SQL alchemy - specifying relationships when foreign key may not exist

4.4k Views Asked by At

I need to set up two tables in a database and I'm struggling to decide how to design the tables in SQL Alchemy.

Table 1 contains raw address data, and the source of the address. Raw addresses may appear more than once if they come from different sources.

Table 2 contains geocoded versions of these addresses. Each address appears only once. Addresses should only appear in this table if they appear at least once in Table 1

When new addresses come into the system, they first will be inserted into Table 1. I will then have a script that looks for records in Table 1 that are not in Table 2, geocodes them and inserts them into Table 2.

I have the following code:

class RawAddress(Base):
    __tablename__ = 'rawaddresses'

    id = Column(Integer,primary_key = True)
    source_of_address = Column(String(50))

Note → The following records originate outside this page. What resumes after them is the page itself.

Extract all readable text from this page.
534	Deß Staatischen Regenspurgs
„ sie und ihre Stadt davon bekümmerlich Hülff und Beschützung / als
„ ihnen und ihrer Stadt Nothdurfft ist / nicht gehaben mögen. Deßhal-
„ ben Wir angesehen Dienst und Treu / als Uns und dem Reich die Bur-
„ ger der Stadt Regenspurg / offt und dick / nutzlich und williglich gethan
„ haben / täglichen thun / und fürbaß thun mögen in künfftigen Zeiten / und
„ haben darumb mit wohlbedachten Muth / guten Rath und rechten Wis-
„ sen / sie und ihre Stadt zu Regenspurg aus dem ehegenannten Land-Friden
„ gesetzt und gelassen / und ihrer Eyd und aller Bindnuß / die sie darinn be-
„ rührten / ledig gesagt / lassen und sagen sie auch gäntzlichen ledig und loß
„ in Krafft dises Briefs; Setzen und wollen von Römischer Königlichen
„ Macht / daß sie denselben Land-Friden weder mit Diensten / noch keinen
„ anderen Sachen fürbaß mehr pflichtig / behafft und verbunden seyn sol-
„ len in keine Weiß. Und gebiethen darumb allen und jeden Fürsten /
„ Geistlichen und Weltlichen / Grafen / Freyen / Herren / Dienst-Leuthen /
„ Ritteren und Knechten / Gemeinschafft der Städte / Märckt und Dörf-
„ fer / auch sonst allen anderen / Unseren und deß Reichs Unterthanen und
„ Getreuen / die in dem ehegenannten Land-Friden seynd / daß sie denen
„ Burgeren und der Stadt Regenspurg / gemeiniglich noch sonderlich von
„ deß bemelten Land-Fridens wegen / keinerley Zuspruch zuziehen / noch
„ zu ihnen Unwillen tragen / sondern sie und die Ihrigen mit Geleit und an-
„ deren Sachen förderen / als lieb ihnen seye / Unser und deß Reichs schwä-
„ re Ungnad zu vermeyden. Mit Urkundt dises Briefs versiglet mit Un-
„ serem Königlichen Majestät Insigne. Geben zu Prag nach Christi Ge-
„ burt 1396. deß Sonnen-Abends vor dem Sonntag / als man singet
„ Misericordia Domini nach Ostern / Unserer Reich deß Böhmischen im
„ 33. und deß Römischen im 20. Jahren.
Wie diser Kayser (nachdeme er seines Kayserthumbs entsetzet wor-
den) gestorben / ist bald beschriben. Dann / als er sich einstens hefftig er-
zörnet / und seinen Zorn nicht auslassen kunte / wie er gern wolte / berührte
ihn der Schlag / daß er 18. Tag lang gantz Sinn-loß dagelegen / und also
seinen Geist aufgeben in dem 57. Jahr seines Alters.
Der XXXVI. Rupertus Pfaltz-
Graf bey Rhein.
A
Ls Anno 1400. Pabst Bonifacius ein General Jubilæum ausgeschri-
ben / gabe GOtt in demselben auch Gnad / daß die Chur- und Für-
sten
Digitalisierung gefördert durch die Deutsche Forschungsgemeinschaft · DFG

    #Want something like a foreign key here, but address may not yet exist
    #in geocoded address table
    full_address = Column(String(400)) 


class GeocodedAddress(Base):
    __tablename__ = 'geocodedaddresses'

    full_address = Column(String(400), primary_key = True)
    lat = Column(Float)
    lng = Column(Float)

Is there a way of establishing the relationship between the full_address fields in SQL Alchemy? Or perhaps I've got the design wrong - maybe every time I seen a new raw address I should add it to the GeocodedAddress table, with a flag saying whether it's geocoded or not?

Thanks very much for any help with this.

1

There are 1 best solutions below

0
On BEST ANSWER

Taking into account your comments, the code which would allow such data storage as well as insert/update process should do the job. Few comments before it:

  • Foreign Keys can be NULL, so your FK idea still works.
  • You can define the relationship on any model, and name the other side with backref

Code:

# Model definitions

class RawAddress(Base):
    __tablename__ = 'rawaddresses'

    id = Column(Integer, primary_key=True)
    source_of_address = Column(String(50))

    full_address = Column(
        ForeignKey('geocodedaddresses.full_address'),
        nullable=True,
    )


class GeocodedAddress(Base):
    __tablename__ = 'geocodedaddresses'

    full_address = Column(String(400), primary_key=True)
    lat = Column(Float)
    lng = Column(Float)

    raw_addresses = relationship(RawAddress, backref="geocoded_address")

now:

# logic

def get_geo(full_address):
    " Dummy function which fakes `full_address` and get lat/lng using hash(). "
    hs = hash(full_address)
    return (hs >> 8) & 0xff, hs & 0xff


def add_test_data(addresses):
    with session.begin():
        for fa in addresses:
            session.add(RawAddress(full_address=fa))


def add_geo_info():
    with session.begin():
        q = (session
             .query(RawAddress)
             .filter(~RawAddress.geocoded_address.has())
             )
        for ra in q.all():
            print("Computing geo for: {}".format(ra))
            lat, lng = get_geo(ra.full_address)
            ra.geocoded_address = GeocodedAddress(
                full_address=ra.full_address, lat=lat, lng=lng)

and some tests:

# step-1: add some raw addresses
add_test_data(['Paris', 'somewhere in Nevada'])
print("-"*80)

# step-2: get those raw which do not have geo
add_geo_info()
print("-"*80)

# step-1: again with 1 new, 1 same
add_test_data(['Paris', 'somewhere in Chicago'])
print("-"*80)

# step-2: get those raw which do not have geo
add_geo_info()
print("-"*80)


# check: print all data for Paris geo:
gp = session.query(GeocodedAddress).filter(GeocodedAddress.full_address == 'Paris').one()
assert 2 == len(gp.raw_addresses)
print(gp.raw_addresses)